– Par Clémence Labasse –
Après la fusillade qui avait, selon plus d’un média, « enlevé son innocence au Canada » le 22 octobre dernier, on a vu fleurir partout au Canada des paroles et actes de tolérance sincères. Plutôt que de tomber dans la facilité de l’islamophobie comme nos homologues du Sud tendraient à le faire, les Canadiens se sont montrés à la hauteur des valeurs qu’ils prônent. Parce que s’il est une chose qui unit les Canadiens d’un océan à l’autre c’est, à mon sens, la combinaison du respect et de la tolérance.
Habitante immigrée il y a quelques années à Ottawa, j’ai été plus fière que jamais de vivre dans ce pays dans les jours qui ont suivi le drame. Une vidéo a notamment fait un mini-buzz sur Youtube et illustre bien mon propos : « Canadians react to Ottawa Shooting » (Des Canadiens réagissent à la fusillade d’Ottawa).
Dans cette « expérience sociale » (terme galvaudé et surutilisé qui ne veut plus dire grand-chose), Omar Albach a tenté à Hamilton de susciter des réactions, en mettant en scène dans la rue deux acteurs : un agresseur, homme caucasien « raciste », et un agressé, homme barbu vêtu en « habit traditionnel musulman ». Ce à quoi il ne s’attendait, apparemment, pas est l’intolérance pour le racisme et la xénophobie des passants aux alentours. Tous ont défendu l’homme qui se faisait verbalement agressé, allant jusqu’à dire qu’ils le connaissaient et même jusqu’à frapper l’agresseur.
Mais, malheureusement, tout ceci n’est qu’une belle illusion.
Question : le gouvernement du Canada, comme tout bon gouvernement démocratique, est-il représentatif de sa population? Lorsqu’on se penche d’un peu plus près sur les actes du gouvernement Harper depuis le début de l’année, on voit que la façade de la tolérance s’effondre pour laisser place à la réclusion.
Les frontières du Canada se referment, et ce par tous les prétextes possibles.
Ce pays, né de l’immigration, tente de plus en plus d’établir une distinction entre les vrais Canadiens et les étrangers, le reste, « eux ». Barbara Jackson, avocate spécialisée dans ces thématiques, a dit quelque chose qui m’a frappée la semaine dernière alors que je couvrais la conférence « Qui est Canadien ». Selon elle, « il est très possible que le gouvernement ne soit entré en guerre contre l’État islamique, que pour pouvoir révoquer des citoyennetés plus facilement ».

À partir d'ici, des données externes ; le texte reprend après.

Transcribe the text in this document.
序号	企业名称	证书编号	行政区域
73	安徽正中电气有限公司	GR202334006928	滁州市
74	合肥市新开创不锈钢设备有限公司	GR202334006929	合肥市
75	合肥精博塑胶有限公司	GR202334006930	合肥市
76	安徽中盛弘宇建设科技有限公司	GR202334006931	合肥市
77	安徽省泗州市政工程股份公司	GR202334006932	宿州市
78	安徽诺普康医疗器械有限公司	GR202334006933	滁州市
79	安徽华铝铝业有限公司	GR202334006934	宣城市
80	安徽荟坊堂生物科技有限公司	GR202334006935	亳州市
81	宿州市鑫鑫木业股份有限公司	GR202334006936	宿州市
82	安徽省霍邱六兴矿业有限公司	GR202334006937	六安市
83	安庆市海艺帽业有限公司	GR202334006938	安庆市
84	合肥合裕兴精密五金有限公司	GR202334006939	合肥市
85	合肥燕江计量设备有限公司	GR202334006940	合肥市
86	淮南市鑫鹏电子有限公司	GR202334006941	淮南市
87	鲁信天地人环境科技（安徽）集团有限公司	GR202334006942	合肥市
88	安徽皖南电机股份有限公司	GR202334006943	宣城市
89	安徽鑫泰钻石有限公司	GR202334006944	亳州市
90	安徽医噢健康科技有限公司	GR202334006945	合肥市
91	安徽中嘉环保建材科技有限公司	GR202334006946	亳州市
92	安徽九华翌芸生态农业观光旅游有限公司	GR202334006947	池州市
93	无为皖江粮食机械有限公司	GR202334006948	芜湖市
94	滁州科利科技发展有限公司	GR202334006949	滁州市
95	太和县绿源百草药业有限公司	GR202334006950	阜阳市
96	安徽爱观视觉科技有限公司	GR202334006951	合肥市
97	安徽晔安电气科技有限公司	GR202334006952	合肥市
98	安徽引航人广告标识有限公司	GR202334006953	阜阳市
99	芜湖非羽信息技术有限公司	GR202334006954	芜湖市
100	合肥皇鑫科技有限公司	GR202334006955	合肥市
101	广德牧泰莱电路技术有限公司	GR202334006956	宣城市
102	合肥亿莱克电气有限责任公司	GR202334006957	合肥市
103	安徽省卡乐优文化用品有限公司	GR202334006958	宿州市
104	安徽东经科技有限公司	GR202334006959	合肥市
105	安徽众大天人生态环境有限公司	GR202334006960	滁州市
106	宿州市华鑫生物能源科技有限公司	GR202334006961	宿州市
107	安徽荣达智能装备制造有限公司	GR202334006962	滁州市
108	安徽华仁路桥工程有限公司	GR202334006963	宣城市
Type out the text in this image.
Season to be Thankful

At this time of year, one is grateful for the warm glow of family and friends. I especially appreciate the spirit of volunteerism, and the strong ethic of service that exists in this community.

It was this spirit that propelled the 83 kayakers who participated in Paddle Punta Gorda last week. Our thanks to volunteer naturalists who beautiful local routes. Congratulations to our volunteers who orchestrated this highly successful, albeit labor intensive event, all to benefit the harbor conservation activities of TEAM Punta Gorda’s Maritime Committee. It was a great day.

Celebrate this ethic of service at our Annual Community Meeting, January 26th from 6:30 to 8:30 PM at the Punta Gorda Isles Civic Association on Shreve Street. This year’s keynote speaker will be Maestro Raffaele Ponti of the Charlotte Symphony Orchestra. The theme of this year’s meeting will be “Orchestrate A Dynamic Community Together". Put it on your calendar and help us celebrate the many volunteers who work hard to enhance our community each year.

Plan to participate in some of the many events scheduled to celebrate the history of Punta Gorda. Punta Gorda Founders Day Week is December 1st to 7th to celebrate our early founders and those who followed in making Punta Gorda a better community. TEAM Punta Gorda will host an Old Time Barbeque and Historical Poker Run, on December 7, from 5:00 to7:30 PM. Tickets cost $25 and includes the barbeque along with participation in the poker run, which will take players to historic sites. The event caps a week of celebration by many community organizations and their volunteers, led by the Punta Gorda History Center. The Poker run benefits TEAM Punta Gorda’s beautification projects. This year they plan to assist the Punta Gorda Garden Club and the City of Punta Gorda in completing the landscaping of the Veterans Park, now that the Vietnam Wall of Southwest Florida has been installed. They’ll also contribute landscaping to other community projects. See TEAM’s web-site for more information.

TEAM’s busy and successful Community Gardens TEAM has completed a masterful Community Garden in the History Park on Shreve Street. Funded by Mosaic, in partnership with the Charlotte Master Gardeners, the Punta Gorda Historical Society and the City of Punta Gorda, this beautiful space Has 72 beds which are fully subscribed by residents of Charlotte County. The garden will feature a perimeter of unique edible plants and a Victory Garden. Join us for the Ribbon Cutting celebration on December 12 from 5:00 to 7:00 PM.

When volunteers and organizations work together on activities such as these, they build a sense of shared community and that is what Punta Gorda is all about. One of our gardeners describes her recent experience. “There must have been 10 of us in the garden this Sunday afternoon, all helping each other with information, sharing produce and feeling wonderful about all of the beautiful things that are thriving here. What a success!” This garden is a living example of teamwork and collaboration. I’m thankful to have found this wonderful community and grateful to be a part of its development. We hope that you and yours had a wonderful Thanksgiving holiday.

Quoi, vous allez me dire, ça n’a aucun sens. Mais en vérité, grâce à la loi C-24, passée discrètement en juin dernier, le ministre de l’immigration a maintenant le pouvoir, et sans appel en cours possible, de retirer la citoyenneté à un individu qui serait reconnu comme étant « en guerre contre le Canada ». Sur la base de simples allégations.
Récemment, le gouvernement a décrété qu’il n’accorderait plus de visas aux demandeurs venant de certains pays africains touchés par Ebola. Mesure sanitaire? Que nenni. Une excuse? Oui.